In a series of studies conducted by Sparrow, Liu and Wegner 2011, the Google Effect was explored from different angles. In their results, it was seen that people share information easily because they rapidly think of computers when they find they need knowledge, thereby showing how our reliance on the Internet is similar to transactive memory processes. This social form of information storage is also reflected in their findings, which state that people forget items they think will be available externally and remember items they think will not be available. For instance, if you know everyone in your family is going to that one birthday or an anniversary, you rely on them to remind you about it. Whereas, if you are away from home, you might set reminders about the same birthday or anniversary as there is no bankable external source to remind you. Transactive memory is also evident when people remember where an item has been stored better than the identities of the item itself. These results suggest that processes of human memory are adapting to the advent of new computing and communication technology and we have become dependent on them to a large degree. The experience of losing our Internet connection becomes more and more like losing a friend.

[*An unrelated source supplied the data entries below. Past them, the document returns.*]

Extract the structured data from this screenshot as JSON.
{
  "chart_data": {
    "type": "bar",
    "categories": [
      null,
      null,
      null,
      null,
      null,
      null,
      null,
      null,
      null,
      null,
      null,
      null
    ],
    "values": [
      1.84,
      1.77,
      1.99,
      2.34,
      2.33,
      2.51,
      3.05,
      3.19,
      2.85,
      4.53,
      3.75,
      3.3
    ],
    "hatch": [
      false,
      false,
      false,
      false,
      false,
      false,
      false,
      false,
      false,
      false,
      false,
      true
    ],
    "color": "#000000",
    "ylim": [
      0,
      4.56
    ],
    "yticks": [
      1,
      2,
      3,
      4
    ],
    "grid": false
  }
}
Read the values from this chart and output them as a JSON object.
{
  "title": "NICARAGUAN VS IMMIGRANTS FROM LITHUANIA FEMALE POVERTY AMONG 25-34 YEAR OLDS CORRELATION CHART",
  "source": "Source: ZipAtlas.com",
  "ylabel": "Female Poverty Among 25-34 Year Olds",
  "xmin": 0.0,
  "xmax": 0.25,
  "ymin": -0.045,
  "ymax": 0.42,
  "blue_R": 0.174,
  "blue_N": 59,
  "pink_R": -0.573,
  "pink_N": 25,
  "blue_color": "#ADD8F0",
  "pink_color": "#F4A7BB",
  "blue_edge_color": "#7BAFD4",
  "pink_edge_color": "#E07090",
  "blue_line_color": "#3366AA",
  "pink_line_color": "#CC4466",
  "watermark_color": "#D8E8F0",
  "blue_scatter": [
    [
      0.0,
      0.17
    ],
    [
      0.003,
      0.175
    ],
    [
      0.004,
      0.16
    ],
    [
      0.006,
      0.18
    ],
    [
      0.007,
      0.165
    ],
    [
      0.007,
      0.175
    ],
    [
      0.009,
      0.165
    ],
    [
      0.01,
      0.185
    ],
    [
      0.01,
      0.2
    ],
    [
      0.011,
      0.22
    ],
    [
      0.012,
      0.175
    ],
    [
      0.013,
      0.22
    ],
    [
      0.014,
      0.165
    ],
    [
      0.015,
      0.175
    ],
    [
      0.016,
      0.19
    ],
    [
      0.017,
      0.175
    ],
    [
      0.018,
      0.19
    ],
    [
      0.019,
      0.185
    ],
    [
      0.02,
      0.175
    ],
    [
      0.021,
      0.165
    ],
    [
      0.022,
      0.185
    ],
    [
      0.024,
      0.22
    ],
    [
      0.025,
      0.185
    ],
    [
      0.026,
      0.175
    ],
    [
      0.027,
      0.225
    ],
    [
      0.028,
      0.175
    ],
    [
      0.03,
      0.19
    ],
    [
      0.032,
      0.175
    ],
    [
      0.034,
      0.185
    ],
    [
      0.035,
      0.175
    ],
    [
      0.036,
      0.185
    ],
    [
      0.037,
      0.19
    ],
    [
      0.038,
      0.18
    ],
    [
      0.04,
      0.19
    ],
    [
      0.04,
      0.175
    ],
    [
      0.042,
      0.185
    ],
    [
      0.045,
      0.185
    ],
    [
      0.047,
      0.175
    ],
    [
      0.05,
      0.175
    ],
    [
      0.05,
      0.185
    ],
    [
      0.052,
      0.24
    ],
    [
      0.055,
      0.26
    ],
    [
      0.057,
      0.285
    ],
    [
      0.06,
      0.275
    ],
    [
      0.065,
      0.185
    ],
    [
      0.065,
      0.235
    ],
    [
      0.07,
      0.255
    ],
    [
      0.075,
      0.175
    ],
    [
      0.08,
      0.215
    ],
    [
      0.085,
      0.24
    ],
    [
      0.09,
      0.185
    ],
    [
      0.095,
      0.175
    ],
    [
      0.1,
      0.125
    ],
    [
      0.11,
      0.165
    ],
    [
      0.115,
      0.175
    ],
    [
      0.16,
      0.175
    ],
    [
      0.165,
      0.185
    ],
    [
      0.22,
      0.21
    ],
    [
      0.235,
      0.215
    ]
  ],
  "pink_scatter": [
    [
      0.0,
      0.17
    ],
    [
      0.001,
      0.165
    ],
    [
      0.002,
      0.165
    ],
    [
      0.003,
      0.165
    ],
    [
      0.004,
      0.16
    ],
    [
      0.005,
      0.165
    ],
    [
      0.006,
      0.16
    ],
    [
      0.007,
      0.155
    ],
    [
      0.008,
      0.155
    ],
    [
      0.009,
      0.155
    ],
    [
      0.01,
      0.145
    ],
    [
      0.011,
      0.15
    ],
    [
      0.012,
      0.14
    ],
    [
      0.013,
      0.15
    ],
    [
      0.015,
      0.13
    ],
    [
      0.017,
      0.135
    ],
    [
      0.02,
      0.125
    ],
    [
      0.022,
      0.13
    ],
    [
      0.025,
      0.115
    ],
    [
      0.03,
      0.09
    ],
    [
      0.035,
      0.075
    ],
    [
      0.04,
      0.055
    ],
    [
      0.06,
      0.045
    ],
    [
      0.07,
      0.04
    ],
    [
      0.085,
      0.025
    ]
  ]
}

Other researches in this area also throw caution to the wind, and the picture that emerges is troubling. People who read text studded with links, show a comprehension level less than those who read words printed on pages. People who watch busy multimedia presentations in various settings remember less than those who take in information in a more sedate, relaxed, and thereby focused manner. Studies also show that people who are continually distracted by emails, updates, and other messages understand less than those who are able to concentrate without these constant distractors in today’s life. Maybe, that’s why it’s prudent to keep the phone and gadgets aside when working on an important task. Or even keep the internet connectivity off!
The common thread in these findings is the division of attention which implies the harm it does to the richness of our thoughts and our memories as it hinges on our ability to focus the mind and sustain concentration. Only when we pay close attention to a new piece of information are we able to associate it “meaningfully and systematically with knowledge already well established in memory”, writes the Nobel Prize-winning neuroscientist Eric Kandel. Such associations are essential to mastering complex concepts and thinking critically.
How people react to the aspects related to this phenomenon? A 2015 study by Kaspersky digital reported some interesting statistics. 34% of European consumers admitted that their smartphone is their memory, as it contains almost everything they need to know or recall. Their latest study takes this exploration further, with a third (32%) of people admitting their digital devices are like an extension of their brain. They also found that over three-quarters (79%) of respondents are more reliant on their digital devices now for accessing information than they were over five years ago. What do people think of their reliance on the Internet? For two-thirds (64%) of the sample studied, using a connected device to ‘remember’ information means they can concentrate on something else instead. For them a digital device allows people to choose when and how they deal with information. However, when the study looked at age-related reactions, they found that 49% of younger respondents (under the age of 35) worry about their reliance on devices, whereas only 35% of over 35s hold the same fears, being more excited about the future of technology evolution.
Why do we choose to decode this phenomenon? Because as with many other phenomena before this, a very juicy picture of the Google Effect has been painted with no substantial remedial measures in sight. Many studies suggest that the effects can be countered in the same way as Internet addiction is tackled. The irony is that if one searches for measures to avoid Internet related harm to memory, a basic google search will tell you how to avoid malicious websites and pop-ups to protect your computer and its memory system. In the end, it’s up to people as to how they put technology to use. Or how we, the people, let the technology use us.